A Late New Year's Resolution: Do Not Resolve Anonymous Senders

It's probably a little late to make another New Year's resolution, but I'll try to convince you to make one nevertheless.

By default, when an internal/authenticated user sends you a message, you see the user's display name (e.g. "Joe Adams") in Outlook/OWA, et al. Messages from unauthenticated users, including those from internet senders, show up with their SMTP address - e.g. jadams@somedomain.com. Exchange/Outlook users have been used to seeing this.

You can change SMTP settings to resolve anonymous senders. On Exchange Server 2003: SMTP Virtual Server properties | Access tab | Authentication | check "Resolve anonymous senders". On Exchange 2000, this is done by creating the ResolveP2 registry value described in KBA 288635.

However, not only is resolving anonymous senders a bad idea, it's also a security risk. SMTP, the protocol, allows senders to easily spoof headers. Anonymous senders can send mail to your users, using your CEO's email address for instance, and the message will actually appear as if it was sent by an internal/authenticated sender. A spam message, or one with malicious code - if it gets by anti-spam & anti-virus scanners - buys instant credibility by getting the sender's address resolved to a valid internal sender.

This is one of the reasons I've always wanted Microsoft Outlook to provide an option to show SMTP headers at first look - without the time-wasting, mouse-clicking exercise of selecting a message, right-clicking, selecting Message Options, and viewing what is usually a long message header in a small scrollable text box. It would be great to provide users the option to turn on a "mini" header that shows the actual originating host, and for advanced users - including sysadmins / Exchange administrators who look at headers all day, an option to turn on "full" headers. Sadly, this doesn't exist, even in Outlook 2007. (You could use a little macro that KC posted on her blog a little while ago - and have a button on the Outlook toolbar that shows you the headers with a single click and saves them in a text file.)

What's worse - and I just discovered this, thanks to a newsgroup poster and Exchange MVP Andy David's response - when you check the option to resolve anonymous senders, unauthenticanted senders can now send mail to recipients that have been set to receive email from authenticated users only! That's a big surprise, and totally unexpected - Exchange actually treats anonymous senders as authenticated senders, at least for the purpose of message delivery to such restricted recipients.

Further, not only can someone using a valid internal recipient's email address send mail to such recipients, but even total strangers (addresses that do not resolve to a valid internal recipient, like foo@somedomain.com) can.

I tested this a few times yesterday, and I'm still in disbelief!

Having read KBA 828870: Resolve Anonymous Senders Functionality in Microsoft Exchange 2003 a few times, I don't find any mention of this, though the article clearly recommends that this should not be enabled on any server that receives mail from the internet, and if it is - message from anonymous senders appear as authenticated mail.
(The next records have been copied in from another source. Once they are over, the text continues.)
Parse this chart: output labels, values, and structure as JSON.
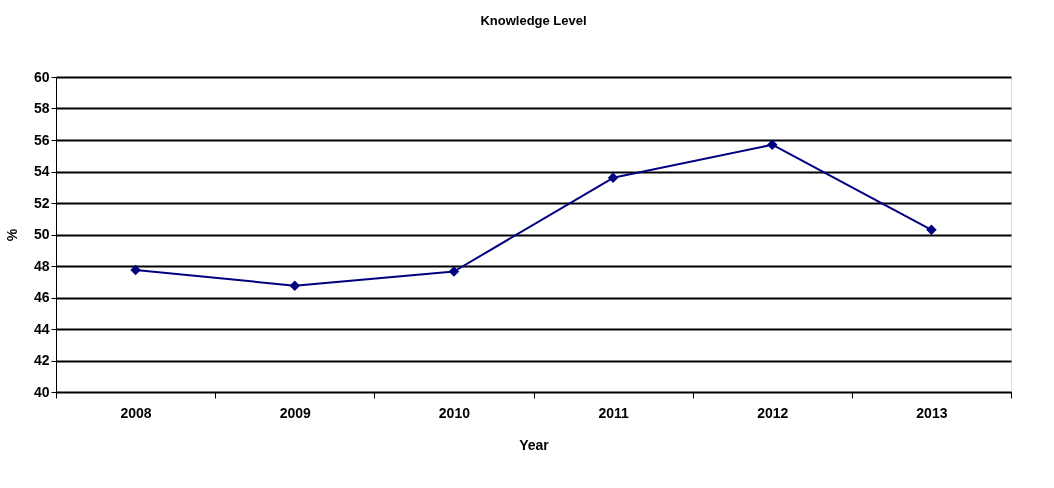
{
  "chart_data": {
    "type": "line",
    "title": "Knowledge Level",
    "xlabel": "Year",
    "ylabel": "%",
    "categories": [
      "2008",
      "2009",
      "2010",
      "2011",
      "2012",
      "2013"
    ],
    "series": [
      {
        "color": "#000080",
        "values": [
          47.75,
          46.75,
          47.65,
          53.6,
          55.7,
          50.3
        ]
      }
    ],
    "ylim": [
      40,
      60
    ],
    "yticks": [
      40,
      42,
      44,
      46,
      48,
      50,
      52,
      54,
      56,
      58,
      60
    ],
    "grid": "y",
    "marker": "diamond",
    "line_style": "solid",
    "legend": false
  }
}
KBA 827616: How to restrict the users who can send inbound Internet e-mail to another user or to a distribution group in Exchange 2003 does mention this. It says:

Note If you enable the Resolve anonymous e-mail setting on your front-end SMTP servers, anonymous senders can bypass the From authenticated users only setting.

There may be scenarios where resolving anonymous senders is justified, for instance on internal SMTP virtual servers, where access is controlled or restricted to certain hosts. If you're in a cross-Forest deployment, you should attempt to authenticate the SMTP communication, as stated in KBA 828870 above.

As I said in the beginning of this post, if it's not already too late to make another New Year's resolution, make one today to not resolve anonymous senders on SMTP virtual servers that receive internet mail.